More than dozen slain in Peru, allegedly by Shining Path

LIMA, Peru — More than a dozen people were slain in a remote area of central Peru by suspected members of the Shining Path rebel group, just two weeks ahead of the presidential runoff election, authorities said Monday.

Peru’s police chief, César Cervantes, told the local TV channel N that at least 18 people were killed, while the military said in a press release there were 14 victims.

The killings took place in a community in Vizcatan de Ene, which is in an area of the Peruvian Amazon that authorities believe is being used as a hideout by remnants of the Shining Path movement that battled the government in the 1980s and 1990s.

The June 6 runoff pits leftist Pedro Castillo against right-leaning Keiko Fujimori, the daughter of former authoritarian President Alberto Fujimori, who presided over the fight against Shining Path for two decades. He was later convicted of human rights abuses during the war.

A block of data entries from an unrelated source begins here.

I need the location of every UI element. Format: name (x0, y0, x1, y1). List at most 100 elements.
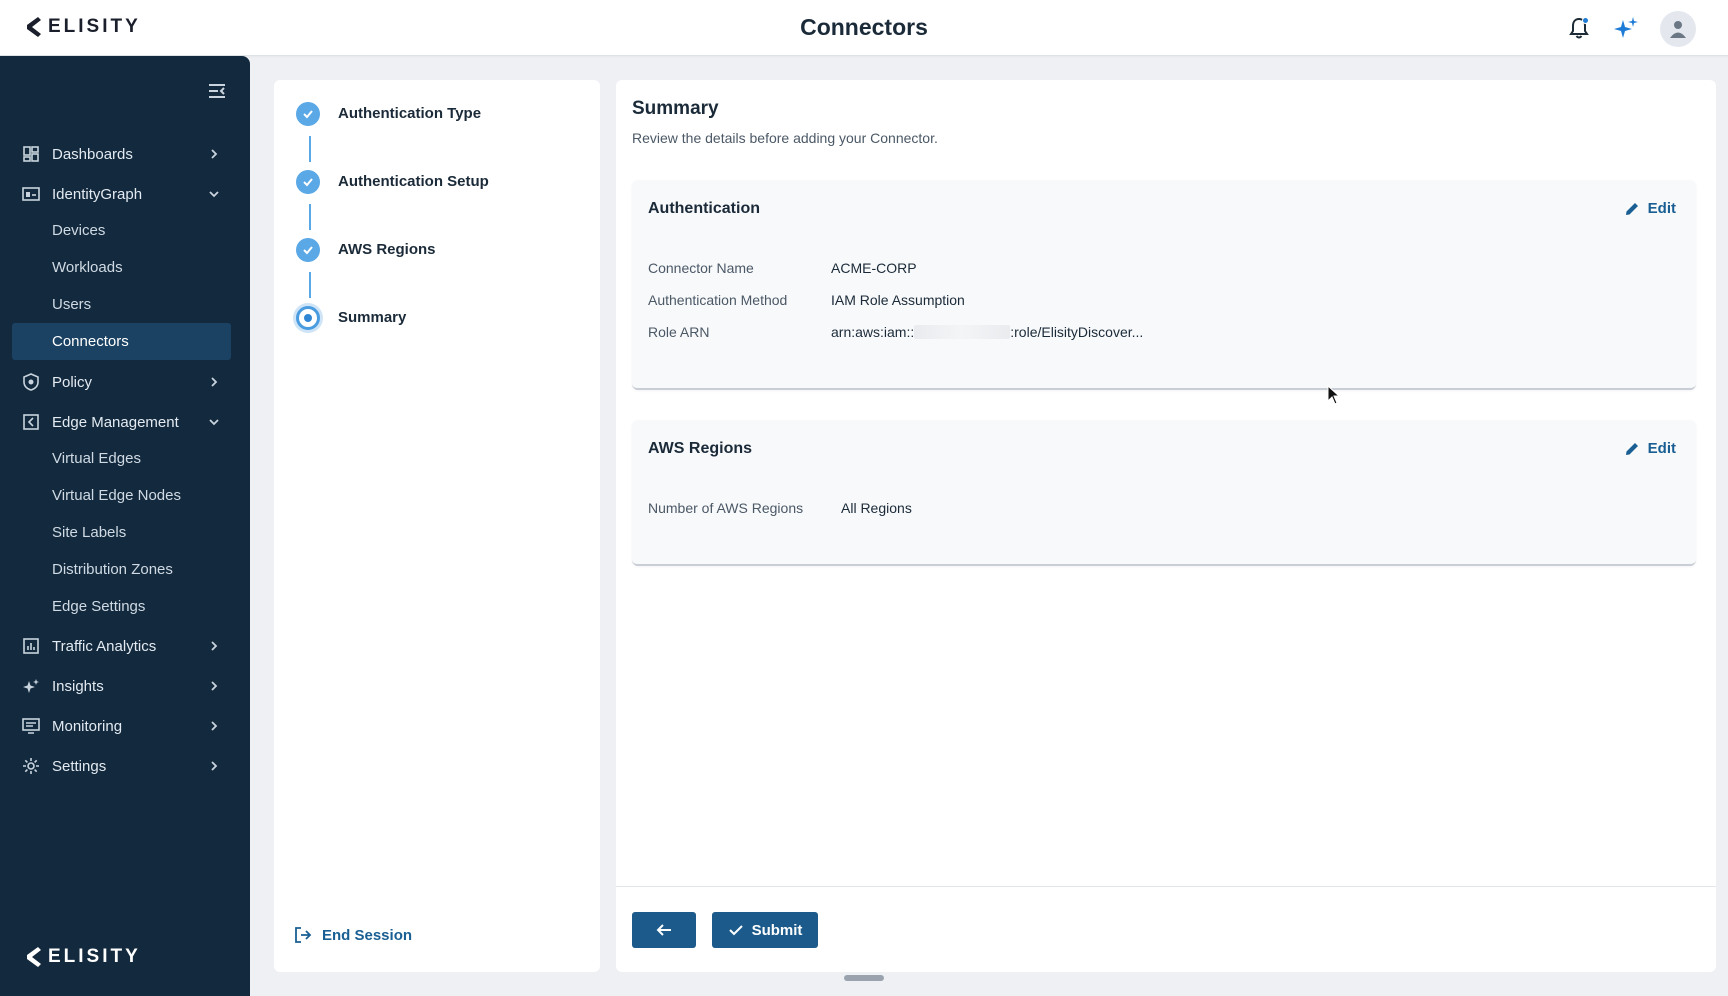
mouse-cursor-icon (1327, 385, 1341, 405)
sidebar-item-identitygraph[interactable]: IdentityGraph (12, 176, 231, 212)
arrow-left-icon (656, 924, 671, 936)
redacted-account-id (914, 325, 1011, 339)
submit-button[interactable]: Submit (712, 912, 818, 948)
brand-name: ELISITY (48, 16, 141, 37)
edge-icon (22, 413, 40, 431)
edit-label: Edit (1647, 200, 1676, 217)
end-session-link[interactable]: End Session (294, 926, 412, 944)
step-label: Authentication Type (338, 105, 482, 122)
footer-divider (616, 886, 1716, 887)
field-value: ACME-CORP (831, 260, 917, 276)
sidebar-item-settings[interactable]: Settings (12, 748, 231, 784)
sidebar-item-dashboards[interactable]: Dashboards (12, 136, 231, 172)
resize-handle[interactable] (844, 975, 884, 981)
sidebar-item-virtual-edge-nodes[interactable]: Virtual Edge Nodes (12, 477, 231, 513)
gear-icon (22, 757, 40, 775)
card-title: AWS Regions (648, 440, 753, 457)
sidebar-item-users[interactable]: Users (12, 286, 231, 322)
brand-logo[interactable]: ELISITY (24, 16, 141, 38)
sidebar-item-policy[interactable]: Policy (12, 364, 231, 400)
edit-aws-regions-button[interactable]: Edit (1624, 440, 1676, 457)
sidebar-item-label: Devices (52, 221, 106, 239)
check-icon (303, 110, 313, 119)
collapse-sidebar-button[interactable] (206, 80, 228, 102)
monitor-icon (22, 717, 40, 735)
sidebar-item-distribution-zones[interactable]: Distribution Zones (12, 551, 231, 587)
edit-label: Edit (1647, 440, 1676, 457)
sidebar-item-label: Insights (52, 677, 104, 695)
current-dot (304, 314, 312, 322)
sidebar-item-label: Settings (52, 757, 107, 775)
sidebar-item-edge-management[interactable]: Edge Management (12, 404, 231, 440)
elisity-logo-icon (27, 17, 41, 37)
step-label: AWS Regions (338, 241, 436, 258)
sidebar-item-devices[interactable]: Devices (12, 212, 231, 248)
edit-authentication-button[interactable]: Edit (1624, 200, 1676, 217)
sidebar-item-insights[interactable]: Insights (12, 668, 231, 704)
ai-assistant-button[interactable] (1610, 12, 1642, 44)
notification-dot (1582, 17, 1589, 24)
sidebar-item-label: Virtual Edge Nodes (52, 486, 181, 504)
user-avatar-icon (1670, 21, 1686, 38)
check-icon (303, 178, 313, 187)
sparkle-icon (1614, 17, 1638, 38)
sidebar-item-traffic-analytics[interactable]: Traffic Analytics (12, 628, 231, 664)
chevron-right-icon (211, 681, 218, 691)
shield-icon (22, 373, 40, 391)
sidebar-item-site-labels[interactable]: Site Labels (12, 514, 231, 550)
notifications-button[interactable] (1563, 12, 1595, 44)
step-current-marker (296, 306, 320, 330)
brand-name: ELISITY (48, 946, 141, 967)
sidebar-item-workloads[interactable]: Workloads (12, 249, 231, 285)
wizard-stepper: Authentication Type Authentication Setup… (274, 80, 600, 972)
summary-title: Summary (632, 98, 719, 119)
authentication-card: Authentication Edit Connector Name ACME-… (632, 180, 1696, 390)
arn-prefix: arn:aws:iam:: (831, 324, 915, 340)
chevron-right-icon (211, 761, 218, 771)
sidebar-item-label: Monitoring (52, 717, 123, 735)
sidebar-footer-logo: ELISITY (24, 946, 141, 968)
top-header: ELISITY Connectors (0, 0, 1728, 56)
sidebar-item-virtual-edges[interactable]: Virtual Edges (12, 440, 231, 476)
sidebar-item-label: Workloads (52, 258, 123, 276)
page-title: Connectors (800, 14, 928, 40)
arn-suffix: :role/ElisityDiscover... (1010, 324, 1144, 340)
chevron-down-icon (209, 191, 219, 198)
step-connector (309, 272, 311, 298)
field-key: Connector Name (648, 260, 754, 276)
logout-icon (295, 927, 312, 943)
submit-label: Submit (751, 921, 803, 939)
step-complete-marker (296, 102, 320, 126)
sparkle-icon (22, 677, 40, 695)
step-label: Summary (338, 309, 407, 326)
check-icon (303, 246, 313, 255)
end-session-label: End Session (322, 926, 413, 944)
field-key: Role ARN (648, 324, 710, 340)
field-value: IAM Role Assumption (831, 292, 965, 308)
sidebar-item-label: Users (52, 295, 92, 313)
analytics-icon (22, 637, 40, 655)
pencil-icon (1625, 202, 1638, 215)
chevron-right-icon (211, 149, 218, 159)
sidebar-item-label: Dashboards (52, 145, 133, 163)
sidebar-item-edge-settings[interactable]: Edge Settings (12, 588, 231, 624)
step-connector (309, 204, 311, 230)
sidebar-item-connectors[interactable]: Connectors (12, 323, 231, 360)
step-connector (309, 136, 311, 162)
check-icon (728, 925, 743, 936)
back-button[interactable] (632, 912, 696, 948)
sidebar-item-monitoring[interactable]: Monitoring (12, 708, 231, 744)
dashboard-icon (22, 145, 40, 163)
sidebar-item-label: Edge Management (52, 413, 179, 431)
sidebar-item-label: Site Labels (52, 523, 127, 541)
chevron-right-icon (211, 641, 218, 651)
sidebar-item-label: Traffic Analytics (52, 637, 157, 655)
field-key: Number of AWS Regions (648, 500, 804, 516)
sidebar: Dashboards IdentityGraph Devices Workloa… (0, 56, 250, 996)
card-title: Authentication (648, 200, 760, 217)
step-label: Authentication Setup (338, 173, 489, 190)
field-key: Authentication Method (648, 292, 788, 308)
field-value: arn:aws:iam:::role/ElisityDiscover... (831, 324, 1143, 340)
sidebar-item-label: Connectors (52, 333, 129, 350)
user-avatar-button[interactable] (1660, 11, 1696, 47)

In 2016, a day before that year’s presidential election, a similar incident happened in a remote area, when alleged members of Shining Path ambushed a military convoy traveling to a community to guard the elections. Eight soldiers and two civilians were killed.

Shining Path is a Maoist-inspired group that began its fight against Peru’s government in 1980, but was weakened by the 1992 capture of its leader, Abimael Guzmán, and many of its other leaders.

Guzmán has been convicted and sentenced to life in prison twice — for a 1992 car bombing in the capital that killed 25 people and injured 155 and for a 1983 massacre in an Andean village.

A truth commission found that between 1980 and 2000 fighting among rebel groups, the government and self-defense patrols left up 70,000 dead in Peru.